At least Life During Wartime plays like an epilogue by design. This sequel to Happiness catches up with most of that film’s characters some years later and finds them fundamentally the same, doomed to repeat the mistakes they made before, but superficially changed. How changed? The central trio of sisters played by Lara Flynn Boyle, Jane Adams, and Cynthia Stevenson has transformed, respectively, into Ally Sheedy, Shirley Henderson, and Allison Janney. Dylan Baker’s mild-mannered pedophile has become the hulking Ciarán Hinds. The miserable obscene-phone-caller originated by Philip Seymour Hoffman is played here by Michael K. Williams from The Wire.
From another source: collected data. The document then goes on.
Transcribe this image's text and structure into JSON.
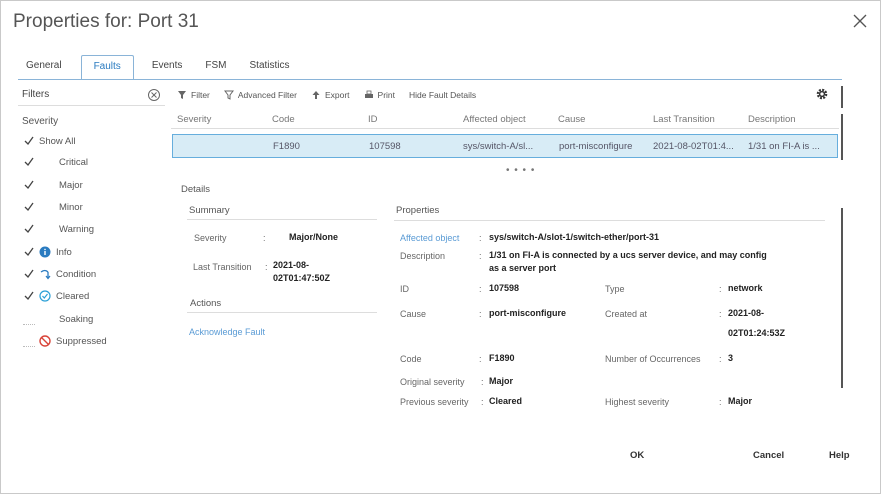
{
  "dialog": {
    "title": "Properties for: Port 31"
  },
  "tabs": [
    {
      "label": "General"
    },
    {
      "label": "Faults"
    },
    {
      "label": "Events"
    },
    {
      "label": "FSM"
    },
    {
      "label": "Statistics"
    }
  ],
  "filters": {
    "header": "Filters",
    "severity_label": "Severity",
    "items": [
      {
        "label": "Show All",
        "checked": true
      },
      {
        "label": "Critical",
        "checked": true
      },
      {
        "label": "Major",
        "checked": true
      },
      {
        "label": "Minor",
        "checked": true
      },
      {
        "label": "Warning",
        "checked": true
      },
      {
        "label": "Info",
        "checked": true,
        "icon": "info-icon"
      },
      {
        "label": "Condition",
        "checked": true,
        "icon": "condition-icon"
      },
      {
        "label": "Cleared",
        "checked": true,
        "icon": "cleared-icon"
      },
      {
        "label": "Soaking",
        "checked": false
      },
      {
        "label": "Suppressed",
        "checked": false,
        "icon": "suppressed-icon"
      }
    ]
  },
  "toolbar": {
    "filter": "Filter",
    "advanced_filter": "Advanced Filter",
    "export": "Export",
    "print": "Print",
    "hide_fault_details": "Hide Fault Details"
  },
  "grid": {
    "columns": [
      "Severity",
      "Code",
      "ID",
      "Affected object",
      "Cause",
      "Last Transition",
      "Description"
    ],
    "rows": [
      {
        "severity": "",
        "code": "F1890",
        "id": "107598",
        "affected_object": "sys/switch-A/sl...",
        "cause": "port-misconfigure",
        "last_transition": "2021-08-02T01:4...",
        "description": "1/31 on FI-A is ..."
      }
    ],
    "more": "• • • •"
  },
  "details": {
    "header": "Details",
    "summary": {
      "header": "Summary",
      "severity_label": "Severity",
      "severity_value": "Major/None",
      "last_transition_label": "Last Transition",
      "last_transition_value_1": "2021-08-",
      "last_transition_value_2": "02T01:47:50Z"
    },
    "actions": {
      "header": "Actions",
      "acknowledge": "Acknowledge Fault"
    },
    "properties": {
      "header": "Properties",
      "affected_object_label": "Affected object",
      "affected_object_value": "sys/switch-A/slot-1/switch-ether/port-31",
      "description_label": "Description",
      "description_value_1": "1/31 on FI-A is connected by a ucs server device, and may config",
      "description_value_2": "as a server port",
      "id_label": "ID",
      "id_value": "107598",
      "type_label": "Type",
      "type_value": "network",
      "cause_label": "Cause",
      "cause_value": "port-misconfigure",
      "created_at_label": "Created at",
      "created_at_value_1": "2021-08-",
      "created_at_value_2": "02T01:24:53Z",
      "code_label": "Code",
      "code_value": "F1890",
      "occurrences_label": "Number of Occurrences",
      "occurrences_value": "3",
      "original_severity_label": "Original severity",
      "original_severity_value": "Major",
      "previous_severity_label": "Previous severity",
      "previous_severity_value": "Cleared",
      "highest_severity_label": "Highest severity",
      "highest_severity_value": "Major"
    }
  },
  "footer": {
    "ok": "OK",
    "cancel": "Cancel",
    "help": "Help"
  },
  "colors": {
    "accent": "#2a7bc0",
    "row_selected": "#d8ecf6",
    "info": "#2a7bc0",
    "suppressed": "#d9453a"
  }
}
And so on. The action has shifted too, most of it unfolding in Florida, where Janney has fled to escape the shadow of her pedophile husband’s disgrace; she’s even told her younger two children that their father died. As her middle son prepares for his bar mitzvah, Janney finds romance with an older man (Michael Lerner) and plays host to her haunted, tenderhearted sister (Henderson), who’s visiting from New Jersey while in the midst of relationship problems.
Solondz remains a master of awkward interactions and of creating conversations that veer off in uncomfortable directions with every word past “hello.” Here, he’s assembled a cast able to capture discomfort well, but it’s seldom felt so much like discomfort for its own sake. Life During Wartime circles around the theme of forgiveness, revives Solondz’s notion of childhood as a state of awful grace, and keeps returning to the role various characters’ Jewish identity plays in their lives. But the film remains curiously distant at each moment, and the distance feels less like a stylistic choice than an absence of anything to say. Happiness was, in its own dry, muted way, a howl of fatalistic despair discernible to anyone who’s ever felt life had run out of cruel tricks to play. Life During Wartime is less a reprise of that howl than its echo.